All the images are selected and then to print preset of ‘9-up Contact Sheet’. This will print 9 images on a 9×6″ printer. Once the printing is done, press ‘1’ with all the images selected, this will rate all these selected images as ‘1’ star. Now the next CF card comes from the same photographer, the images are imported with the keyword ‘Photographer 1’ and they all go into the Smart folder of Photographer 1. Only the new images need to be printed as contact sheets, so a quick search of ‘unrated’ images is done, this shows up only those which are not rated ‘1’ and are unrated. All these images are selected, printed and then rated as ‘1’. The same is applied to all the other photographers. A very sophisticated work flow with a simple solution.

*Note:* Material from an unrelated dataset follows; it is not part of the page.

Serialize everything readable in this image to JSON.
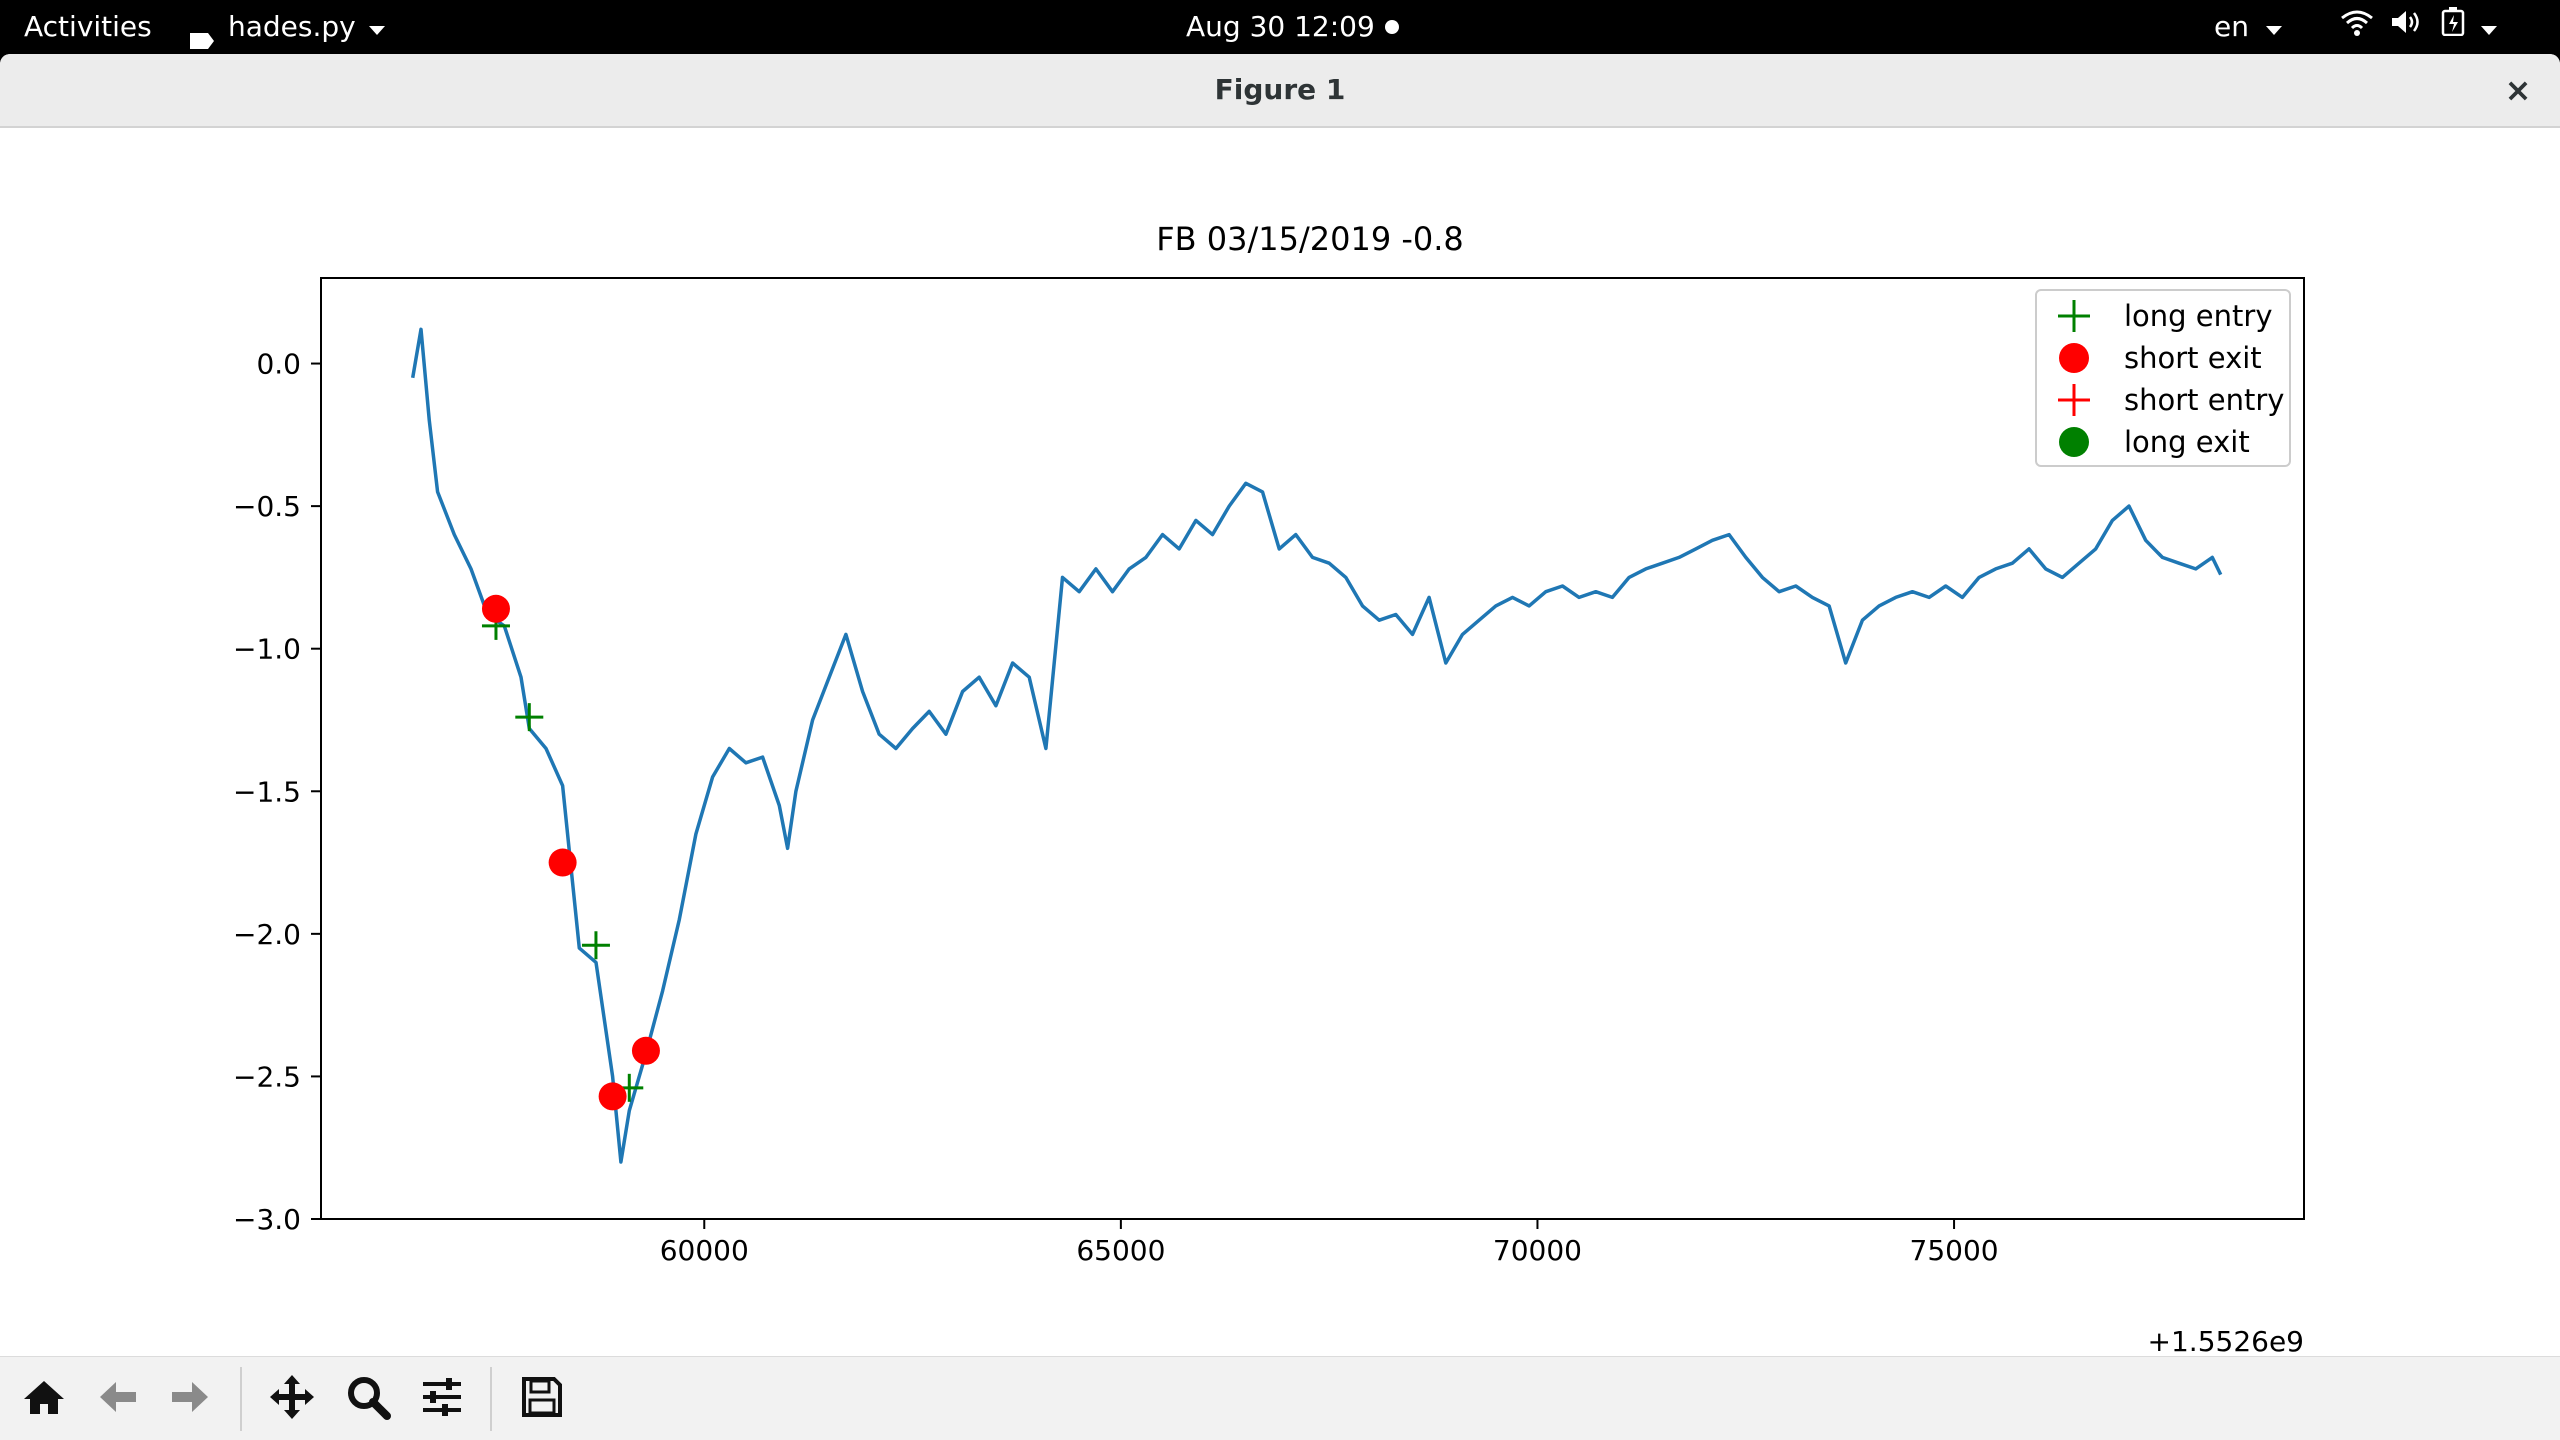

In my opinion, I don’t think there is any other professional work flow application which offers such ease for managing, editing, sorting, previewing and outputting in a very user-friendly interface. There are loads and loads of other powerful features which I have not even discussed but are there in Aperture 3 to make our workflow a lot more easier.
Indoor Sporting Events
With most indoor sporting arenas (not at international level), the lighting is not ideal and in many cases not sufficient. Tungsten lighting is usually used at these arenas which gives a very ‘orangey’ cast to the images. Once all the images are shot and imported into Aperture 2, we correct one of the image, lift the settings from it and can apply to either dozens or even hundreds of images at the same time with the ‘Lift’ and ‘Stamp’ tool saving invaluable time and no need to correct each and every image individually.
Aperture 3 only works on a Mac, so if your are on a PC, what other alternatives you may have. The first product which comes to mind is Lightroom by Adobe, but you don’t have the video editing feature on it currently. The other obvious comparision is to Photoshop, but Aperture is not meant to complete with something like Photoshop. Aperture can work alongside Photoshop’s PSD files but it will not work with individual layers. Photoshop is more of a creation tool and Aperture is ideal for workflow and is a digital darkroom on a Mac. Most professional photographers will use both Photoshop & Aperture 3.